It wasn't that long ago that I put up this graph, but let's look at it again:
The Bush tax cuts came with a lot of promises. We would grow our way out of deficits. Kind of looks like we didn't. Deficits are mindblowing and our economy is a fragile wreck in recovery. As I said the last time I posted that graphic, by every measure and on every promise, the Bush tax cuts failed to deliver.
Which is why it was no surprise the Center for American Progress' Pat Garofalo post a report yesterday spells out the ten years of failure that have been the Bush tax cuts.
10 years ago [today], the first of the Bush tax cuts was enacted. That 2001 tax cut was followed up by a second tax cut in 2003, passed after Vice-President Dick Cheney reportedly asserted that "deficits don’t matter." The tax cuts were sold as necessary economic stimulus that would boost job creation and a moribund economy. "Tax relief will create new jobs, tax relief will generate new wealth, and tax relief will open new opportunities," Bush said on April 16, 2001 as he was pushing for the passage of the first tax cut. Two years later he said, "These tax reductions will bring real and immediate benefits to middle-income Americans... By speeding up the income tax cuts, we will speed up economic recovery and the pace of job creation." Bush called the 2001 tax cut, "a victory for fairness and a vote for economic growth." Then-Speaker of the House Dennis Hastert (R-IL) said that the cuts were necessary to "spur the economy on." And up through 2008, Bush was still convinced that his tax cuts had been good for the economy. "I think when people take a look back at this moment in our economic history, they'll recognize tax cuts work. They have made a difference," Bush said. However, the record of the Bush tax cuts is undeniable: their enactment coincided with the weakest economic expansion of the post-war period, blowing up the national deficit and debt, while not bringing any of the promised gains.
Yet Republicans use arguments that assume that the tax cuts were a tremendous success. For example, we're told that if we do away with tax cuts for the top wage earners and corporations, then job growth will suffer. But there is no time in history when job growth wasn't better with higher taxation. And what is the logic here anyway? If we raise taxes then businesses won't be able to afford to hire people, as if hiring is just going gangbusters now. They've got the tax cut, it's doing nothing, and hiring was better when taxes were higher.
The fact is that the Bush tax cuts represent the Republicans' "starve the beast" strategy.

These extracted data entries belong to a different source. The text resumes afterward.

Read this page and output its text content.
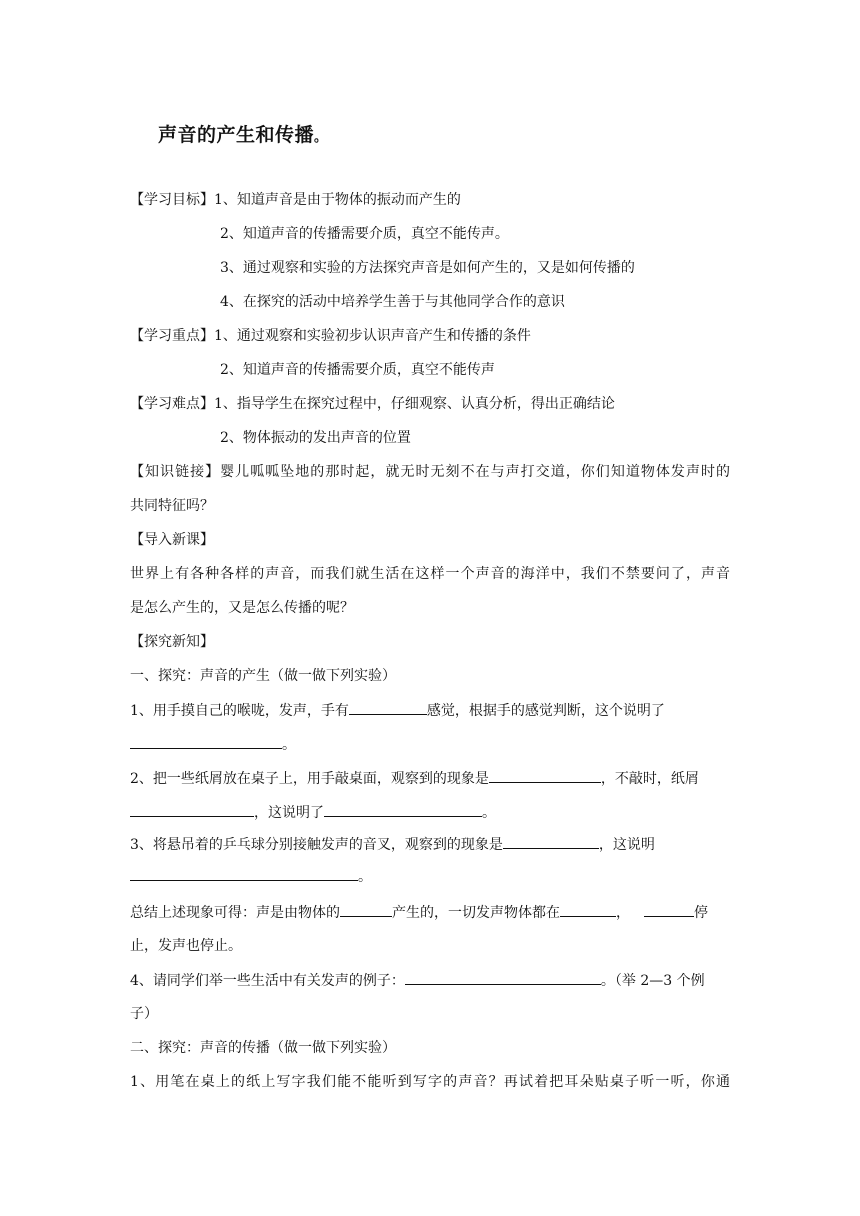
声音的产生和传播。
【学习目标】1、知道声音是由于物体的振动而产生的
2、知道声音的传播需要介质，真空不能传声。
3、通过观察和实验的方法探究声音是如何产生的，又是如何传播的
4、在探究的活动中培养学生善于与其他同学合作的意识
【学习重点】1、通过观察和实验初步认识声音产生和传播的条件
2、知道声音的传播需要介质，真空不能传声
【学习难点】1、指导学生在探究过程中，仔细观察、认真分析，得出正确结论
2、物体振动的发出声音的位置
【知识链接】婴儿呱呱坠地的那时起，就无时无刻不在与声打交道，你们知道物体发声时的
共同特征吗？
【导入新课】
世界上有各种各样的声音，而我们就生活在这样一个声音的海洋中，我们不禁要问了，声音
是怎么产生的，又是怎么传播的呢？
【探究新知】
一、探究：声音的产生（做一做下列实验）
1、用手摸自己的喉咙，发声，手有	感觉，根据手的感觉判断，这个说明了
。
2、把一些纸屑放在桌子上，用手敲桌面，观察到的现象是	，不敲时，纸屑
，这说明了	。
3、将悬吊着的乒乓球分别接触发声的音叉，观察到的现象是	，这说明
。
总结上述现象可得：声是由物体的	产生的，一切发声物体都在	，	停
止，发声也停止。
4、请同学们举一些生活中有关发声的例子：	。（举 2—3 个例
子）
二、探究：声音的传播（做一做下列实验）
1、用笔在桌上的纸上写字我们能不能听到写字的声音？再试着把耳朵贴桌子听一听，你通
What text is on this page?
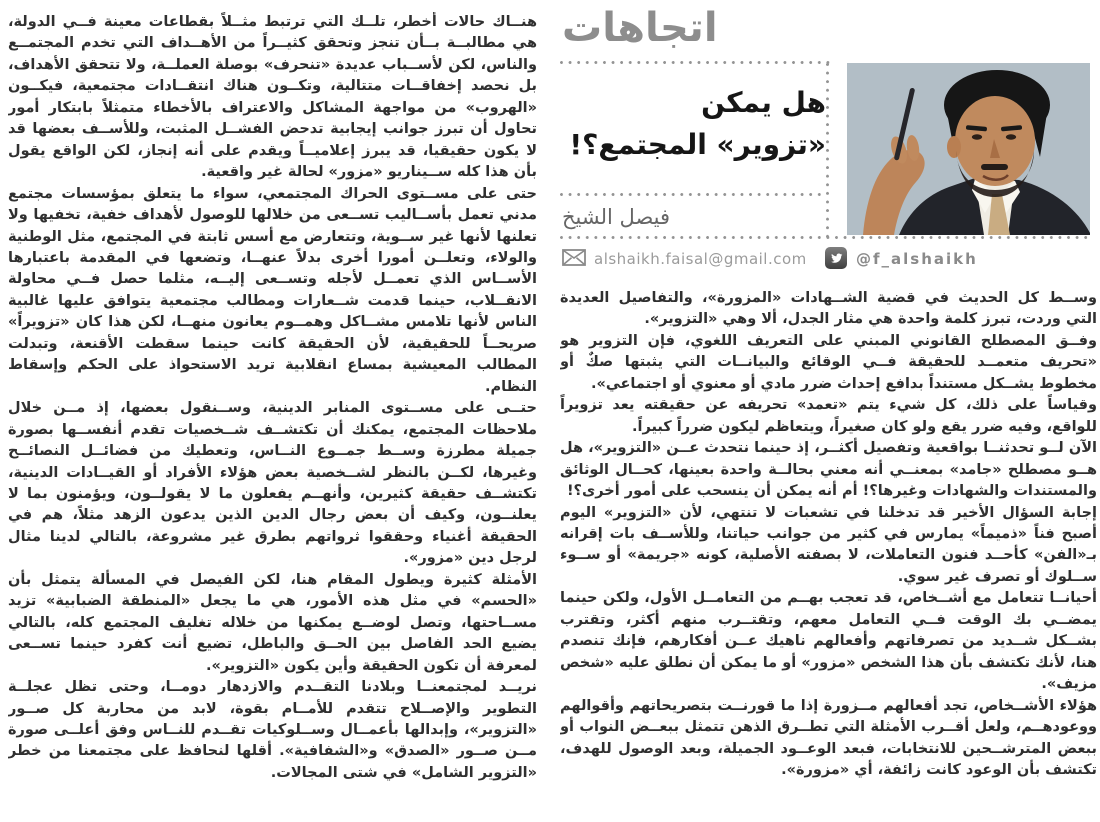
هنــاك حالات أخطر، تلــك التي ترتبط مثــلاً بقطاعات معينة فــي الدولة، هي مطالبــة بــأن تنجز وتحقق كثيــراً من الأهــداف التي تخدم المجتمــع والناس، لكن لأســباب عديدة «تنحرف» بوصلة العملــة، ولا تتحقق الأهداف، بل نحصد إخفاقــات متتالية، وتكــون هناك انتقــادات مجتمعية، فيكــون «الهروب» من مواجهة المشاكل والاعتراف بالأخطاء متمثلاً بابتكار أمور تحاول أن تبرز جوانب إيجابية تدحض الفشــل المثبت، وللأســف بعضها قد لا يكون حقيقيا، قد يبرز إعلاميــاً ويقدم على أنه إنجاز، لكن الواقع يقول بأن هذا كله ســيناريو «مزور» لحالة غير واقعية.

حتى على مســتوى الحراك المجتمعي، سواء ما يتعلق بمؤسسات مجتمع مدني تعمل بأســاليب تســعى من خلالها للوصول لأهداف خفية، تخفيها ولا تعلنها لأنها غير ســوية، وتتعارض مع أسس ثابتة في المجتمع، مثل الوطنية والولاء، وتعلــن أمورا أخرى بدلاً عنهــا، وتضعها في المقدمة باعتبارها الأســاس الذي تعمــل لأجله وتســعى إليــه، مثلما حصل فــي محاولة الانقــلاب، حينما قدمت شــعارات ومطالب مجتمعية يتوافق عليها غالبية الناس لأنها تلامس مشــاكل وهمــوم يعانون منهــا، لكن هذا كان «تزويراً» صريحــاً للحقيقية، لأن الحقيقة كانت حينما سقطت الأقنعة، وتبدلت المطالب المعيشية بمساع انقلابية تريد الاستحواذ على الحكم وإسقاط النظام.

حتــى على مســتوى المنابر الدينية، وســنقول بعضها، إذ مــن خلال ملاحظات المجتمع، يمكنك أن تكتشــف شــخصيات تقدم أنفســها بصورة جميلة مطرزة وســط جمــوع النــاس، وتعطيك من فضائــل النصائــح وغيرها، لكــن بالنظر لشــخصية بعض هؤلاء الأفراد أو القيــادات الدينية، تكتشــف حقيقة كثيرين، وأنهــم يفعلون ما لا يقولــون، ويؤمنون بما لا يعلنــون، وكيف أن بعض رجال الدين الذين يدعون الزهد مثلاً، هم في الحقيقة أغنياء وحققوا ثرواتهم بطرق غير مشروعة، بالتالي لدينا مثال لرجل دين «مزور».

الأمثلة كثيرة ويطول المقام هنا، لكن الفيصل في المسألة يتمثل بأن «الحسم» في مثل هذه الأمور، هي ما يجعل «المنطقة الضبابية» تزيد مســاحتها، وتصل لوضــع يمكنها من خلاله تغليف المجتمع كله، بالتالي يضيع الحد الفاصل بين الحــق والباطل، تضيع أنت كفرد حينما تســعى لمعرفة أن تكون الحقيقة وأين يكون «التزوير».

نريــد لمجتمعنــا وبلادنا التقــدم والازدهار دومــا، وحتى تظل عجلــة التطوير والإصــلاح تتقدم للأمــام بقوة، لابد من محاربة كل صــور «التزوير»، وإبدالها بأعمــال وســلوكيات تقــدم للنــاس وفق أعلــى صورة مــن صــور «الصدق» و«الشفافية». أقلها لنحافظ على مجتمعنا من خطر «التزوير الشامل» في شتى المجالات.

اتجاهات
هل يمكن
«تزوير» المجتمع؟!
فيصل الشيخ
alshaikh.faisal@gmail.com	@f_alshaikh

وســط كل الحديث في قضية الشــهادات «المزورة»، والتفاصيل العديدة التي وردت، تبرز كلمة واحدة هي مثار الجدل، ألا وهي «التزوير».

وفــق المصطلح القانوني المبني على التعريف اللغوي، فإن التزوير هو «تحريف متعمــد للحقيقة فــي الوقائع والبيانــات التي يثبتها صكٌ أو مخطوط يشــكل مستنداً بدافع إحداث ضرر مادي أو معنوي أو اجتماعي».

وقياساً على ذلك، كل شيء يتم «تعمد» تحريفه عن حقيقته يعد تزويراً للواقع، وفيه ضرر يقع ولو كان صغيراً، ويتعاظم ليكون ضرراً كبيراً.

الآن لــو تحدثنــا بواقعية وتفصيل أكثــر، إذ حينما نتحدث عــن «التزوير»، هل هــو مصطلح «جامد» بمعنــي أنه معني بحالــة واحدة بعينها، كحــال الوثائق والمستندات والشهادات وغيرها؟! أم أنه يمكن أن ينسحب على أمور أخرى؟!

إجابة السؤال الأخير قد تدخلنا في تشعبات لا تنتهي، لأن «التزوير» اليوم أصبح فناً «ذميماً» يمارس في كثير من جوانب حياتنا، وللأســف بات إقرانه بـ«الفن» كأحــد فنون التعاملات، لا بصفته الأصلية، كونه «جريمة» أو ســوء ســلوك أو تصرف غير سوي.

أحيانــا تتعامل مع أشــخاص، قد تعجب بهــم من التعامــل الأول، ولكن حينما يمضــي بك الوقت فــي التعامل معهم، وتقتــرب منهم أكثر، وتقترب بشــكل شــديد من تصرفاتهم وأفعالهم ناهيك عــن أفكارهم، فإنك تنصدم هنا، لأنك تكتشف بأن هذا الشخص «مزور» أو ما يمكن أن نطلق عليه «شخص مزيف».

هؤلاء الأشــخاص، تجد أفعالهم مــزورة إذا ما قورنــت بتصريحاتهم وأقوالهم ووعودهــم، ولعل أقــرب الأمثلة التي تطــرق الذهن تتمثل ببعــض النواب أو ببعض المترشــحين للانتخابات، فبعد الوعــود الجميلة، وبعد الوصول للهدف، تكتشف بأن الوعود كانت زائفة، أي «مزورة».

Basically, this involves spending like there's no tomorrow for a period, then suddenly "discovering" that government can't afford basic services. So you spend idiotic amounts of money on military hardware no one is ever going to use, you cut taxes to the point that revenues are nearly nonexistent, then you say that "socialist" programs like Medicare, Medicaid, and Social Security are the problem. Can't afford these luxuries anymore, but we can afford those moronic tax cuts. If "I want to cut Medicare" is a politically suicidal campaign slogan, then create a situation where you can argue that we have to cut Medicare.
So, while the Bush tax cuts have been an economic train wreck, they've been tremendously successful from a strategic standpoint. It's one thing to put someone out on a ledge and give them a shove, but it's another to create a situation where you might convince them to jump.